We estimate \(\sigma^2\) based on all the samples combined, by \[S_c^2 = \frac{\sum_{i=1}^{m} (X_i - \bar X)^2 + \sum_{i=1}^{n}(Y_i - \bar Y)^2}{m + n - 2}.\] We choose the denominator \(m + n - 2\) to make this an unbiased estimator of \(\sigma^2\): since \(\sum_{i=1}^{m} (X_i - \bar X)^2 \sim \sigma^2 \chi^2_{m - 1}\) and \(\sum_{i=1}^{n} (Y_i - \bar Y)^2 \sim \sigma^2 \chi^2_{n - 1}\), and these two quantities are independent, their sum has \(\sigma^2 \chi^2_{m + n - 2}\) distribution. So \[\frac{(m + n - 2)S_c^2}{\sigma^2} \sim \chi^2_{m + n - 2}.\]

Replacing \(\sigma^2\) by \(S_c^2\) in Equation (11.1), we get \[T = \frac{\bar X - \bar Y - \delta_0}{\sqrt{S_c^2 / m+ S_c^2 / n}} \sim t_{m + n - 2}\] under \(H_0\). For our observed data the observed value of \(T\) is \[t = \frac{\bar x - \bar y - \delta_0}{\sqrt{s_c^2 / m+ s_c^2 / n}}.\]

To construct a hypothesis test at significance level \(\alpha = 0.05\) we should only reject \(H_0\) if \(|t| > t_{m+n-2, 0.975}\). So if \(t > t_{m+n-2, 0.975}\) or \(t < -t_{m+n-2, 0.975}\), we reject \(H_0\). Otherwise, we do not reject \(H_0\).

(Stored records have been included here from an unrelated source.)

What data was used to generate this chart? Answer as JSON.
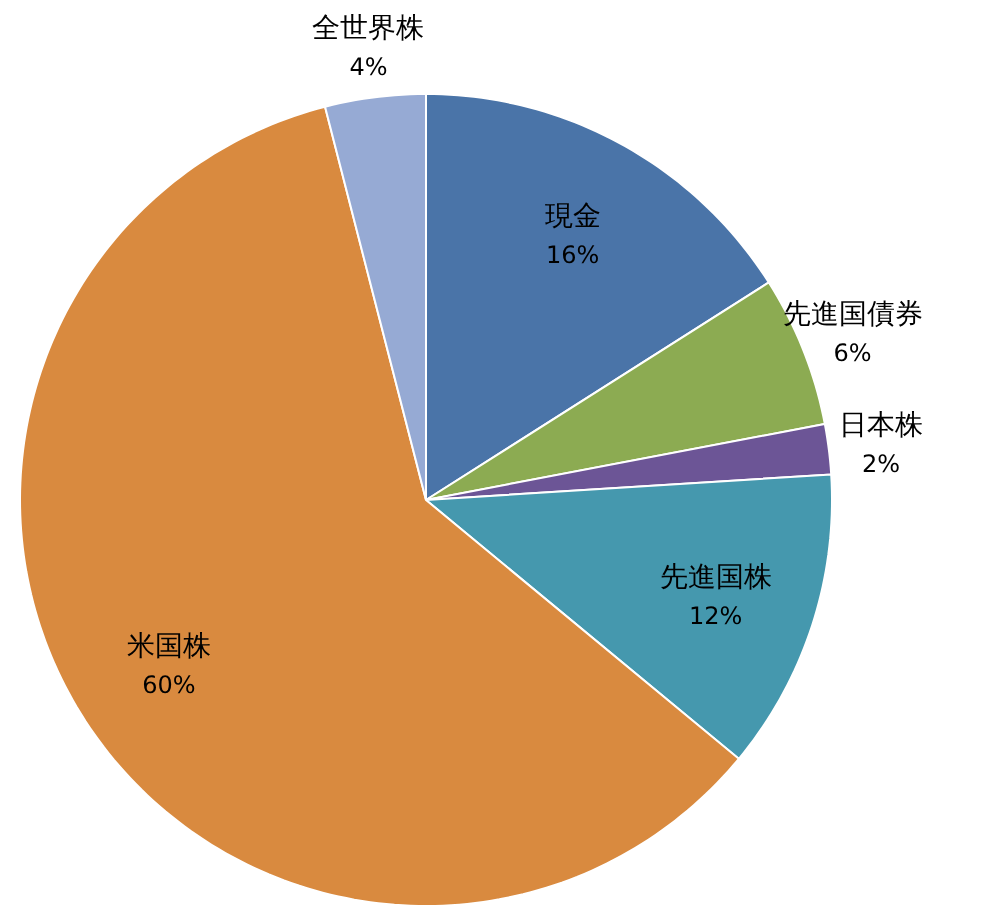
{
  "chart_data": {
    "type": "pie",
    "categories": [
      "現金",
      "先進国債券",
      "日本株",
      "先進国株",
      "米国株",
      "全世界株"
    ],
    "values": [
      16,
      6,
      2,
      12,
      60,
      4
    ],
    "value_labels": [
      "16%",
      "6%",
      "2%",
      "12%",
      "60%",
      "4%"
    ],
    "colors": [
      "#4a74a8",
      "#8cab52",
      "#6c5596",
      "#4598ae",
      "#d98a3f",
      "#96aad4"
    ]
  }
}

Example 11.8 (\(F\)-test for equality of variances) In the classical two-sample \(t\)-test (Example 11.7), an assumption is made that the (population) variances of the two groups are equal. We might want to test whether this assumption appears to be reasonable, given the data. To do this, we now assume that each \(X_i \sim N(\mu_1, \sigma_1^2)\) and each \(Y_i \sim N(\mu_2, \sigma_2^2)\), and test the null hypothesis \(H_0: \sigma_1^2 = \sigma_2^2\) against the alternative \(H_1: \sigma_1^2 \not = \sigma_2^2\).

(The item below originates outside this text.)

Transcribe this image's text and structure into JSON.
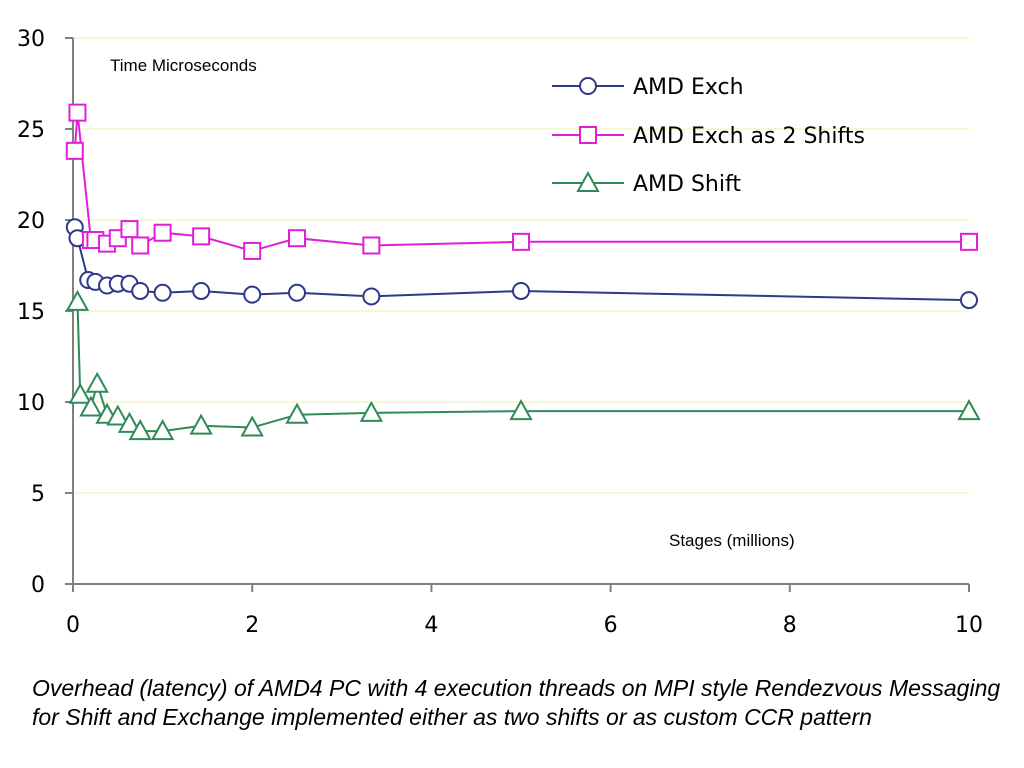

We estimate \(\sigma_1^2\) by \[S_1^2 = \frac{1}{m - 1} \sum_{i=1}^{m} (X_i - \bar X)^2\] and \(\sigma_2^2\) by \[S_2^2 = \frac{1}{n - 1} \sum_{i=1}^{n} (Y_i - \bar Y)^2.\] Let \[F = \frac{S_1^2}{S_2^2}\] Under \(H_0\), by Proposition 9.6, we know that \(F \sim F_{m-1, n-1}.\) For our observed data the observed value of \(F\) is \[f = \frac{s_1^2}{s_2^2}.\] To construct a hypothesis test at significance level \(\alpha = 0.05\) we should only reject \(H_0\) if \(f < f_{m-1, n-1, 0.025}\) or \(f > f_{m-1, n-1, 0.975}\), where \(f_{m-1, n-1, p}\) is the \(p\)-quantile of an \(F_{m-1, n-1}\) distribution. Otherwise, we do not reject \(H_0\).